The trial showed the waveform – a block filtered-OFDM (BF-OFDM) – can overcome all shortcomings inherent in OFDM waveforms (WiFi/LTE) and is backward compatible with existing receivers.
“The results of these field trials enhance Leti’s technology-to-system offer for its industrial partners in the context of telecom applications and ad-hoc proprietary radio solutions for vertical sectors,” explained Dimitri Ktenas, Leti's wireless lab manager. “Our patented technology unlocks the usage of spectrum sharing, such as License Shared Access in TVWS and Citizens Broadband Radio Service at 3.5GHz.”
Leti was granted in an 18-month license from Arcep, France’s telecommunications regulatory agency, in January this year, to run a field trial with multiservice transmission at 3.5 GHz TDD band, and is continuing to deploy its patented multicarrier technology on broadband wireless channels.

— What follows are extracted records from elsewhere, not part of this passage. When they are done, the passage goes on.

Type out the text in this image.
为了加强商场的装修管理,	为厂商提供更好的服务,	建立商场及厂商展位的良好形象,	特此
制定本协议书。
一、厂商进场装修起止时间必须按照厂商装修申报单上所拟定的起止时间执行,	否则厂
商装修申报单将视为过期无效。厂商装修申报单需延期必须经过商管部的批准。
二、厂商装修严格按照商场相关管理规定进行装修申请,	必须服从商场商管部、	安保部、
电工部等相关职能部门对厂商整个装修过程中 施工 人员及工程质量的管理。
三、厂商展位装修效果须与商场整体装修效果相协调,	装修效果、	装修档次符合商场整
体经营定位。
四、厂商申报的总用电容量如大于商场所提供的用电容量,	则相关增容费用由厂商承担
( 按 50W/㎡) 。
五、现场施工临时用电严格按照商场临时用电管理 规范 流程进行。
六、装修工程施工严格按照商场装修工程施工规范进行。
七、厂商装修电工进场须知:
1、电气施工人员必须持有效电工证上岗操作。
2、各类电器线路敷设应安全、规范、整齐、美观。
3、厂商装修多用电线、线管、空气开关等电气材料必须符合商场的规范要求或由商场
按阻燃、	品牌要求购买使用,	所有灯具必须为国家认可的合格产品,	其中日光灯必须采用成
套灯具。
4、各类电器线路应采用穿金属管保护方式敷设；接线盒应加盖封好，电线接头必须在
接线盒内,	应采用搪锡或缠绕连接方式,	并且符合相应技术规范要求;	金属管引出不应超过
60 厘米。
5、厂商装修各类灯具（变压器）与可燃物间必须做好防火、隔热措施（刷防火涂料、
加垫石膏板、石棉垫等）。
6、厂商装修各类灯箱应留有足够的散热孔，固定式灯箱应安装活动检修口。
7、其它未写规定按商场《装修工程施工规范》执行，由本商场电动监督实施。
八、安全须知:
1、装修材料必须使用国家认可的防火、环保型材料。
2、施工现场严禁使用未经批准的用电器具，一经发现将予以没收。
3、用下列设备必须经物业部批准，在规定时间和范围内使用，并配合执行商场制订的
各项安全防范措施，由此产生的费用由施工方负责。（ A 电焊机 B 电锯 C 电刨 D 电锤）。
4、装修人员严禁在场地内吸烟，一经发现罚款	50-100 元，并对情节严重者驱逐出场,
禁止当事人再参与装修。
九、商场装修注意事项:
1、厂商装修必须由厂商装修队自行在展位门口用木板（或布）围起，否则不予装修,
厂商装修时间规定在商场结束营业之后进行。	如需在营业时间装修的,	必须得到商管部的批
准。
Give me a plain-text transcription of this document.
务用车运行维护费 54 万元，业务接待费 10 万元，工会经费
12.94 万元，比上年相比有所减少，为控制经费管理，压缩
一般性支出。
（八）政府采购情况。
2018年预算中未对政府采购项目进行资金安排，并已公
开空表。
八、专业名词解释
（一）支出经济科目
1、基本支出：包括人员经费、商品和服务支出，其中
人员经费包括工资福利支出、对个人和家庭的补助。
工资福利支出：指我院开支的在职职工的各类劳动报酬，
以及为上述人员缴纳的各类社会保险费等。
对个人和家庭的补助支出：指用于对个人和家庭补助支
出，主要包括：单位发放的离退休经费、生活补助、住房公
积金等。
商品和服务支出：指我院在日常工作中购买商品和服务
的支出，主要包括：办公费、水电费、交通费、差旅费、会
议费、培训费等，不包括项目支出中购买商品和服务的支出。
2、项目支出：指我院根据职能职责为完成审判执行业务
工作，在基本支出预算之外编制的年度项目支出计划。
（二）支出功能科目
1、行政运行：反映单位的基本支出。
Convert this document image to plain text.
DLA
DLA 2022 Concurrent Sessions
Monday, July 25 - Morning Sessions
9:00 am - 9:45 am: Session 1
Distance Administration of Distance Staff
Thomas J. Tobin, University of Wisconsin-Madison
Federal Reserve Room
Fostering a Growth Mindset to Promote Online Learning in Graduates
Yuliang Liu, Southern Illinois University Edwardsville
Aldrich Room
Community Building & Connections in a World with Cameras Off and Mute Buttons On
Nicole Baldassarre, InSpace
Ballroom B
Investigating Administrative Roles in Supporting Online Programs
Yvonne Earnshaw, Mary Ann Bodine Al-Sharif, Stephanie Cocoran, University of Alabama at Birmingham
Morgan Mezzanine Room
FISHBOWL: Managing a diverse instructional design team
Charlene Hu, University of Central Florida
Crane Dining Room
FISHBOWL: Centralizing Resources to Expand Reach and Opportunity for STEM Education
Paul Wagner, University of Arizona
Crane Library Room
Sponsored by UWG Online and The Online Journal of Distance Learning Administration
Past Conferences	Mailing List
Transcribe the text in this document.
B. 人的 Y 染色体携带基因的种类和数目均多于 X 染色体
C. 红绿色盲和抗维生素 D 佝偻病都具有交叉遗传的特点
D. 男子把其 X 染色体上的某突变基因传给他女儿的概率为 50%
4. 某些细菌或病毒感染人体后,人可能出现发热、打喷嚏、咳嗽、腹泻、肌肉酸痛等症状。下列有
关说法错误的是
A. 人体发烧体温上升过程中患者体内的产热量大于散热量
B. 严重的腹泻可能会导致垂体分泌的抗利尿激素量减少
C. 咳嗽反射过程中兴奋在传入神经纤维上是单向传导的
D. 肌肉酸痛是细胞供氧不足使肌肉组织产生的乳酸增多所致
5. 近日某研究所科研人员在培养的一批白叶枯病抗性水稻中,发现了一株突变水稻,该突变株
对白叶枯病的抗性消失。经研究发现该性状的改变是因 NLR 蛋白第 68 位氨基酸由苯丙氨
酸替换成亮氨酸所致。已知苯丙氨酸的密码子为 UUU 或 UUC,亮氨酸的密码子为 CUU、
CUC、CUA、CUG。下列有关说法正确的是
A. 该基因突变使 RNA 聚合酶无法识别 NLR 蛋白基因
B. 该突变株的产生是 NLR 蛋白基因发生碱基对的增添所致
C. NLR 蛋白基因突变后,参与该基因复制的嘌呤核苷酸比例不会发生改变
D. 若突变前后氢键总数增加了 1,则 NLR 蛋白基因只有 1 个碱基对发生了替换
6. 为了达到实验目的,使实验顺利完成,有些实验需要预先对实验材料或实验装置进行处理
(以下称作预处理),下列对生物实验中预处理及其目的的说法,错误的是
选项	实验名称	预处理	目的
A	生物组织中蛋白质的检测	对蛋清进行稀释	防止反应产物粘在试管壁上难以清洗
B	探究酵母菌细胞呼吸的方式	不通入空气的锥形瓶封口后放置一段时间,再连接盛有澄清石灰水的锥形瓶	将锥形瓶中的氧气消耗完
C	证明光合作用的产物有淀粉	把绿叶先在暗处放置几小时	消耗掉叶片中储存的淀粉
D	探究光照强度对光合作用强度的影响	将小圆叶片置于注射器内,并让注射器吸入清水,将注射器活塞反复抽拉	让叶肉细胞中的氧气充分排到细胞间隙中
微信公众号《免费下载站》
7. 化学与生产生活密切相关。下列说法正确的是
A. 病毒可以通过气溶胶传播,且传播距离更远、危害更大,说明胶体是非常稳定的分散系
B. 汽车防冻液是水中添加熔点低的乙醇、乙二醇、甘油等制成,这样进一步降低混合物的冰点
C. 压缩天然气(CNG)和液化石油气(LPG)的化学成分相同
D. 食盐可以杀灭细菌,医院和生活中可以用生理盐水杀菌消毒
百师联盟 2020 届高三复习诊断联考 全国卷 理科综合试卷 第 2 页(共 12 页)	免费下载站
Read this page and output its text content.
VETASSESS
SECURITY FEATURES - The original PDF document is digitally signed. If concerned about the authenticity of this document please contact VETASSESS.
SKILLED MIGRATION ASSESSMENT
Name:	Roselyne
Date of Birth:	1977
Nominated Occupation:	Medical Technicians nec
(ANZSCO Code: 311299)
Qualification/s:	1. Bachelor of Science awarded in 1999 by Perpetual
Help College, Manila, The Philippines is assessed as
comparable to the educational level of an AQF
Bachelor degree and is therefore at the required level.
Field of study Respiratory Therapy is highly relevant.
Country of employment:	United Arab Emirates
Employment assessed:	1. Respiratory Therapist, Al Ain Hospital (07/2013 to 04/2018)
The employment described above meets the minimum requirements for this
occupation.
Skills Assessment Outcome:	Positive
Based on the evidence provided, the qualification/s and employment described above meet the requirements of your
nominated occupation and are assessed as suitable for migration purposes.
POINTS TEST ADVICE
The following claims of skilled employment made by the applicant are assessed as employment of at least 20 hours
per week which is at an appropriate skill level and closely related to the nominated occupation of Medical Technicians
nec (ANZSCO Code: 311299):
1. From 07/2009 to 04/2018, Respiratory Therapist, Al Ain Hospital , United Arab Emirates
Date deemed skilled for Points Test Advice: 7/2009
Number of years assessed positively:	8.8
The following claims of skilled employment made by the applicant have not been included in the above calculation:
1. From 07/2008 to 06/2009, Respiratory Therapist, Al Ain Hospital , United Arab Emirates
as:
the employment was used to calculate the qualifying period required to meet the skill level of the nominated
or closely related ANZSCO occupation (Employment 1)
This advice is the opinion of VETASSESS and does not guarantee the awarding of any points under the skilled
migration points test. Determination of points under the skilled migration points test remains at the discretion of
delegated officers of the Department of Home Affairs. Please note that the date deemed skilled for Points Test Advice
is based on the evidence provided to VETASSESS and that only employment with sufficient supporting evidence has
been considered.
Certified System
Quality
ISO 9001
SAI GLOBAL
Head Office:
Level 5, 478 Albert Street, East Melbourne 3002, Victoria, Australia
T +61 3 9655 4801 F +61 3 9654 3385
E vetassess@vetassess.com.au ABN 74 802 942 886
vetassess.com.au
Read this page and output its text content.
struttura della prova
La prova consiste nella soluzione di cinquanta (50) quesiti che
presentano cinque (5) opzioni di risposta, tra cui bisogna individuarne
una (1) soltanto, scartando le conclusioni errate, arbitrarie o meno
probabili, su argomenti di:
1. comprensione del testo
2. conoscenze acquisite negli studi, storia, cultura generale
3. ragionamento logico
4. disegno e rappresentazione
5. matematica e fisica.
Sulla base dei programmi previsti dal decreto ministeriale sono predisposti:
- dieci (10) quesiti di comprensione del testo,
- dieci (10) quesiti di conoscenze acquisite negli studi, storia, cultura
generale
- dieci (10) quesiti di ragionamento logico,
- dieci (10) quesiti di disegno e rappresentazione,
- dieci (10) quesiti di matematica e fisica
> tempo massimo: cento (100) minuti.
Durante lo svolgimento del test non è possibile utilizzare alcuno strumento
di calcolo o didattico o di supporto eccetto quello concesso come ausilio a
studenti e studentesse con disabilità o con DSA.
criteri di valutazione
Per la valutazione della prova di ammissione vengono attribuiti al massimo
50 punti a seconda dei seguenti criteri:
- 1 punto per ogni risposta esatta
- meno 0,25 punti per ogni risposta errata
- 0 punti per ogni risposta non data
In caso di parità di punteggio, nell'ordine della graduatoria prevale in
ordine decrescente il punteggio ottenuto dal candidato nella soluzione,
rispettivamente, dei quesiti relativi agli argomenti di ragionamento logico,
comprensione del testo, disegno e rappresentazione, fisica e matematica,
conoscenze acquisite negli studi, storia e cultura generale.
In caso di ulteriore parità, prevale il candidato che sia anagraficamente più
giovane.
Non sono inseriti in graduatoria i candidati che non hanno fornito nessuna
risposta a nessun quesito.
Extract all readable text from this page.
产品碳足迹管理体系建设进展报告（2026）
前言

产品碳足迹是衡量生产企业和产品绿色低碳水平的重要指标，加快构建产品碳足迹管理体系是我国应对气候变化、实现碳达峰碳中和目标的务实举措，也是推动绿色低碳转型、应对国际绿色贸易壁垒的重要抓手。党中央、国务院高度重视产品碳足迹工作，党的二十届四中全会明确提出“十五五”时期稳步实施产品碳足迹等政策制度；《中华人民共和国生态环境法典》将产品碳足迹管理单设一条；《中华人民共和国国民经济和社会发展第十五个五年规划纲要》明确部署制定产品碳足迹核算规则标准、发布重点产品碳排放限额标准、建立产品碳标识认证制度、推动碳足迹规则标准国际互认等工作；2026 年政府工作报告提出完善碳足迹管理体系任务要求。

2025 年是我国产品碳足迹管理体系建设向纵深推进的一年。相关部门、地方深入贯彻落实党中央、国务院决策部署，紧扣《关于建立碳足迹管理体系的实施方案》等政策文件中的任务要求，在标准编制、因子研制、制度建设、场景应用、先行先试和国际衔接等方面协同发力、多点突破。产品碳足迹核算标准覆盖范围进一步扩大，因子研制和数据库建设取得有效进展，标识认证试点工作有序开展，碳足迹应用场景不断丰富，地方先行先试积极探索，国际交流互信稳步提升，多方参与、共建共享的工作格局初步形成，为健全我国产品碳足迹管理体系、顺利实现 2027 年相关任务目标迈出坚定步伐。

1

In the Orkney Islands field trial, Leti demonstrated the flexibility of the technology in terms of spectral efficiency in the 700MHz TVWS band for rural broadband and maritime broadband radio scenarios. The measurements were supported under the framework of the H2020 EU-funded GateOne project.
Leti’s post-OFDM multicarrier waveform is designed to achieve good frequency localisation and support simultaneous single-carrier and multicarrier modulations, along with classical multi-antenna systems, including MIMO solutions.
The duration of the elementary communication slot is configurable and can be adapted to the targeted latency and channel conditions. In addition, classical multi-user (MU) access can be used on top of it, and even combined with MIMO, leading to MU-MIMO technologies in fragmented spectrum scenarios.
The Orkney Islands deployment assessed performance of a broadband transmission in a 16MHz fragmented spectrum channel, while fitting with ETSI EN 301 598 TVWS regulation. The measurements performed at the beginning of November strongly validated the trial’s concepts in a real-life situation and rural broadband content delivery was demonstrated up to 20km, using non-contiguous channels.
Leti’s over-the-air portable test platform based on field-programmable gate arrays (FPGA), ARM processors and agile RF front-end was used to demonstrate a broadband transmission. The same set of equipment is also part of the 5G Leti testbed under evaluation in the future 5G 3.5GHz band.